The Electoral College will meet on Monday to vote to determine who won the presidential election. The expected winner is President-elect Joe Biden, but some of President Trump’s allies in Congress have already hinted they won’t accept this result — even after the Electoral College makes it official.
Last month, Republican Rep. Mo Brooks of Alabama announced his intention to challenge the Electoral College’s votes if Biden is declared the winner. Several House Republicans have since joined Brooks’s effort, according to Axios, though he’d need at least one senator to sign on to his written objection in order for it to move forward in Congress. It is not clear whether any senators will object.
Brooks will certainly receive support in the House, though. More than 100 House Republicans, including House Minority Leader Kevin McCarthy of California, signed onto Texas’s failed lawsuit in an attempt to overturn the results of the presidential election in four battleground states. And on Sunday, Republican Lousiana Rep. Steve Scalise refused to say whether Republicans would consider Biden the president-elect after the Electoral College casts its votes.

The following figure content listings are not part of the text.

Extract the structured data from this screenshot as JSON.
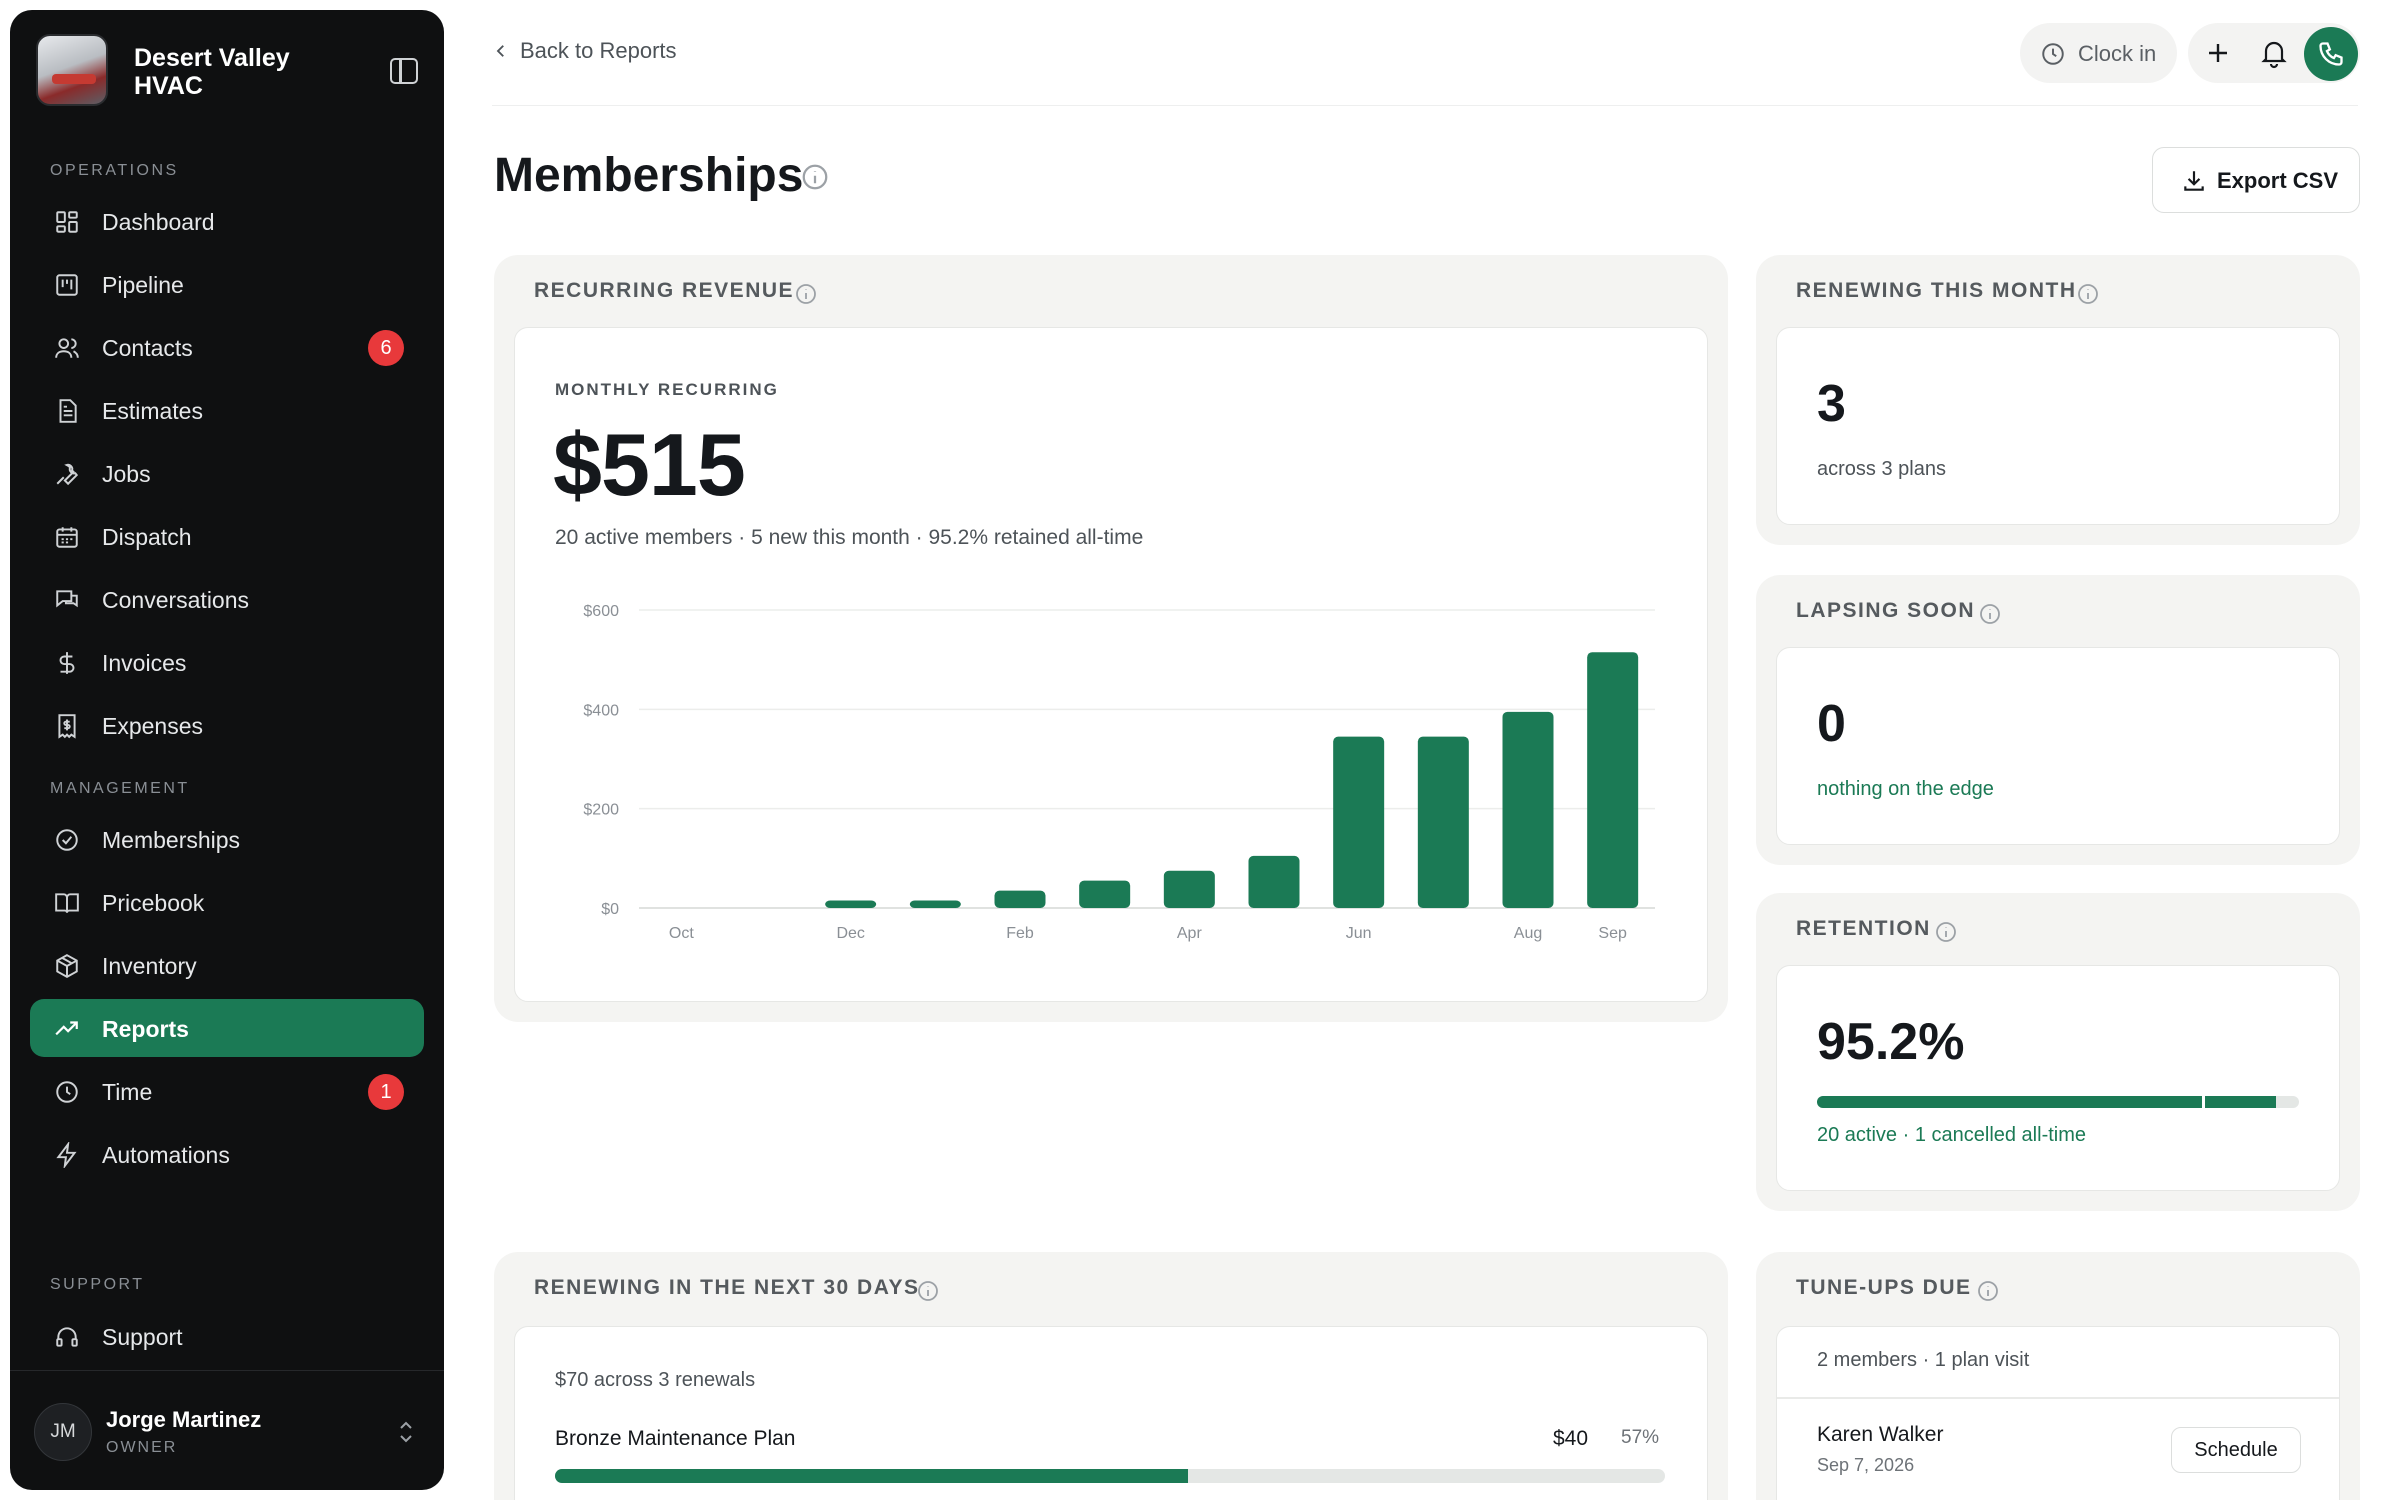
{
  "brand": {
    "name": "Desert Valley HVAC"
  },
  "sidebar": {
    "sections": [
      {
        "label": "OPERATIONS"
      },
      {
        "label": "MANAGEMENT"
      },
      {
        "label": "SUPPORT"
      }
    ],
    "items": [
      {
        "label": "Dashboard",
        "icon": "dashboard-icon"
      },
      {
        "label": "Pipeline",
        "icon": "pipeline-icon"
      },
      {
        "label": "Contacts",
        "icon": "contacts-icon",
        "badge": "6"
      },
      {
        "label": "Estimates",
        "icon": "estimates-icon"
      },
      {
        "label": "Jobs",
        "icon": "wrench-icon"
      },
      {
        "label": "Dispatch",
        "icon": "calendar-icon"
      },
      {
        "label": "Conversations",
        "icon": "chat-icon"
      },
      {
        "label": "Invoices",
        "icon": "dollar-icon"
      },
      {
        "label": "Expenses",
        "icon": "receipt-icon"
      },
      {
        "label": "Memberships",
        "icon": "badge-check-icon"
      },
      {
        "label": "Pricebook",
        "icon": "book-icon"
      },
      {
        "label": "Inventory",
        "icon": "package-icon"
      },
      {
        "label": "Reports",
        "icon": "trend-icon",
        "active": true
      },
      {
        "label": "Time",
        "icon": "clock-icon",
        "badge": "1"
      },
      {
        "label": "Automations",
        "icon": "bolt-icon"
      },
      {
        "label": "Support",
        "icon": "headset-icon"
      }
    ],
    "user": {
      "initials": "JM",
      "name": "Jorge Martinez",
      "role": "OWNER"
    }
  },
  "topbar": {
    "back_label": "Back to Reports",
    "clock_in_label": "Clock in"
  },
  "page": {
    "title": "Memberships",
    "export_label": "Export CSV"
  },
  "recurring": {
    "title": "RECURRING REVENUE",
    "monthly_label": "MONTHLY RECURRING",
    "value": "$515",
    "subtitle": "20 active members · 5 new this month · 95.2% retained all-time"
  },
  "chart_data": {
    "type": "bar",
    "categories": [
      "Oct",
      "Nov",
      "Dec",
      "Jan",
      "Feb",
      "Mar",
      "Apr",
      "May",
      "Jun",
      "Jul",
      "Aug",
      "Sep"
    ],
    "tick_labels_shown": [
      "Oct",
      "Dec",
      "Feb",
      "Apr",
      "Jun",
      "Aug",
      "Sep"
    ],
    "values": [
      0,
      0,
      15,
      15,
      35,
      55,
      75,
      105,
      345,
      345,
      395,
      515
    ],
    "ylim": [
      0,
      600
    ],
    "y_ticks": [
      "$0",
      "$200",
      "$400",
      "$600"
    ],
    "grid": true,
    "color": "#1b7a55"
  },
  "renewing_month": {
    "title": "RENEWING THIS MONTH",
    "value": "3",
    "sub": "across 3 plans"
  },
  "lapsing": {
    "title": "LAPSING SOON",
    "value": "0",
    "sub": "nothing on the edge"
  },
  "retention": {
    "title": "RETENTION",
    "value": "95.2%",
    "fraction": 0.952,
    "sub": "20 active · 1 cancelled all-time"
  },
  "renewing30": {
    "title": "RENEWING IN THE NEXT 30 DAYS",
    "sub": "$70 across 3 renewals",
    "rows": [
      {
        "name": "Bronze Maintenance Plan",
        "amount": "$40",
        "pct": "57%",
        "fraction": 0.57
      }
    ]
  },
  "tuneups": {
    "title": "TUNE-UPS DUE",
    "sub": "2 members · 1 plan visit",
    "rows": [
      {
        "name": "Karen Walker",
        "date": "Sep 7, 2026",
        "action": "Schedule"
      }
    ]
  }
}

If Republicans were smart, they’d leave Brooks hanging. Trump has lost his case at almost every level of government: local county election boards, state legislatures, state and federal courts, and most recently, the Supreme Court. This election has been decided, and any attempt to delay or overturn its results should be seen as an illegitimate attempt to circumvent the will of the American voters and the governments that represent them.
Even if Brooks does successfully rope a senator into his objection, he will not change the outcome. At best, he will delay the process by forcing a two-hour debate period in both the House and the Senate. But that doesn’t make Brooks’s maneuvering any less serious. Even failed attempts to bypass our constitutional order can do lasting damage to its institutions.
Which is exactly what’s happening right now. By entertaining and promoting Trump’s election fearmongering, Republicans are setting a horrible precedent — one that will encourage political parties not to concede or admit defeat until they are forced to do so, and maybe not even then. This has serious implications for the transition of power and the country’s cultural well-being.
Republicans will have the opportunity this week to do the right thing and allow the electoral process to move forward without interruption. The outcome will be the same either way: Biden will be elected president. But how they choose to respond will make all the difference.